I was glad to see a brief nod to @Wikipedia in a recent Input article on pseudoarchaeology in social media. Its importance in countering pseudoarchaeology and disinformation about the past is often neglected.
Ask yourself: what do you do when you encounter a new idea and want to check it or read about it further? For most people, the answer is “look it up on Wikipedia”. Editing it is one of the most effective public engagement tools out there, and has almost no barrier to entry. Pseudoarchaeologists know this very well. They relentlessly try to add their newest theories to articles, rewrite biographies of advocates to remove criticism and make them sound more legitimate, and ‘edit war’ with regular editors to keep their changes.
On the other side you have a small group of volunteer editors, almost all not professional archaeologists, fighting to keep articles in line with mainstream science. It can seem like a thankless task, but it works. To take a petty-but-satisfying example from the Input article: “When Graham Hancock’s Wikipedia page was edited in 2019 to include references to him engaging in pseudoarchaeology, it set off a stream of furious commentary […] calling it ‘attempted character assassination.’”

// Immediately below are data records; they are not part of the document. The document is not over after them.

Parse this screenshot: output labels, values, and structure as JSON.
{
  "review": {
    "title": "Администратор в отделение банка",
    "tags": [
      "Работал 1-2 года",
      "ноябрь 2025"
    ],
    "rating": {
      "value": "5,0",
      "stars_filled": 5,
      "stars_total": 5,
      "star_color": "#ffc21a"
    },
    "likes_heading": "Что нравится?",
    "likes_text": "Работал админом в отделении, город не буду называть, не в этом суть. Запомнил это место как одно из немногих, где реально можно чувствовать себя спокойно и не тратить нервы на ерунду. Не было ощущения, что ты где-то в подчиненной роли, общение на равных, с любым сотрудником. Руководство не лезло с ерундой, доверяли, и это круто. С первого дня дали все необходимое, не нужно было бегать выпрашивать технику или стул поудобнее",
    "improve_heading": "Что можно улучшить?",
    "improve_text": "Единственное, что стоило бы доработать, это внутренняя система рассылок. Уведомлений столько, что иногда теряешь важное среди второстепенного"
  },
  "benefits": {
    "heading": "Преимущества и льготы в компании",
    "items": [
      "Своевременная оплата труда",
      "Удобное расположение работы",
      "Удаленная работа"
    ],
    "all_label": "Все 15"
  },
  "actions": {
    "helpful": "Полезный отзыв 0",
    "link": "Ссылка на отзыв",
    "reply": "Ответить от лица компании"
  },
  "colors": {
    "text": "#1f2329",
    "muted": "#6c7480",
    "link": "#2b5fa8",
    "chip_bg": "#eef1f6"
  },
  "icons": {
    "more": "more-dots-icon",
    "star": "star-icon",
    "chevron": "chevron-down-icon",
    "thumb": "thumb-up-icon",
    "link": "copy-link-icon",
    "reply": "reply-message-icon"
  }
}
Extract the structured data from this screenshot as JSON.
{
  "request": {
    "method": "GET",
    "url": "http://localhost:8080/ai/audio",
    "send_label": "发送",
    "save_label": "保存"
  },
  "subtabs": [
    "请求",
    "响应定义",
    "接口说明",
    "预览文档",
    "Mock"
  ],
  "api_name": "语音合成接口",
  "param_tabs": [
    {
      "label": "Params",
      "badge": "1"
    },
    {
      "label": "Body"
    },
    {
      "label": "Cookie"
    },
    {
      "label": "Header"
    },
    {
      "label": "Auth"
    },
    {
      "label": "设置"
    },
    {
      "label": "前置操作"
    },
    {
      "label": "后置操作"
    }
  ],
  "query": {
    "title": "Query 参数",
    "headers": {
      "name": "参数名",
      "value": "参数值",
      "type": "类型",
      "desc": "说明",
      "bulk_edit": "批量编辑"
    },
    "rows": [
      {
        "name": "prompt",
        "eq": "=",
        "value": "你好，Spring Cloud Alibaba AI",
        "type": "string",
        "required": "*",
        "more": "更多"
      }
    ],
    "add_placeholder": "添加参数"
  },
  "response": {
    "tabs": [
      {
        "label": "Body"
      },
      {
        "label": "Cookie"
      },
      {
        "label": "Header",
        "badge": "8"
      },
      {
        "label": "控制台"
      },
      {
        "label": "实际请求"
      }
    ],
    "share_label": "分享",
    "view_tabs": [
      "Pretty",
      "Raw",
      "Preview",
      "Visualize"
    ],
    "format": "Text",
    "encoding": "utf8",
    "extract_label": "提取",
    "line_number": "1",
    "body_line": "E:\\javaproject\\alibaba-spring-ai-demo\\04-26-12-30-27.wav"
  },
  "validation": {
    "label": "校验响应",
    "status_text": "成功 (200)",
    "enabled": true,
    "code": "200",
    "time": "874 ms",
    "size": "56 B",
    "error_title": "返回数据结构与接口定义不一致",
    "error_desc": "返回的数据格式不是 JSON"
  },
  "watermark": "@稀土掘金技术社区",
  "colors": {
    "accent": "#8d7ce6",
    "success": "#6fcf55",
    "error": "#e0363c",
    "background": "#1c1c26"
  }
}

But Wikipedia editors rely on academics to give them the ammunition for this battle: “editors look to the consensus of professional archaeologists in deciding whether to label something ‘pseudoarchaeology’ or list it as a credible theory”. verything on Wikipedia must be cited to ‘reliable sources’ (e.g. journal articles). If there are no critical reliable sources, then its editors cannot fight pseudoarchaeology effectively. And they cannot create those sources themselves: that’s the job of archaeologists. This is why the widespread belief that “giving alternative theories professional attention only serves to legitimize them” is so frustrating. As an archaeologist, you might know that the latest ‘alternative theory’ is rubbish. But others probably can’t spot that without help. Writing rebuttals and critiques to pseudoarchaeology might seem like a waste of time, but if archaeologists don’t use make their knowledge available to Wikipedians, there is no way that Wikipedians can make it available to the public.
As an archaeologist, you don’t need a big social media following to effectively combat pseudoarchaeology. Just use the tools that are available to you—your privilaged ability to produce ‘reliable sources’ in your area of expertise—and Wikipedia editors will do the rest.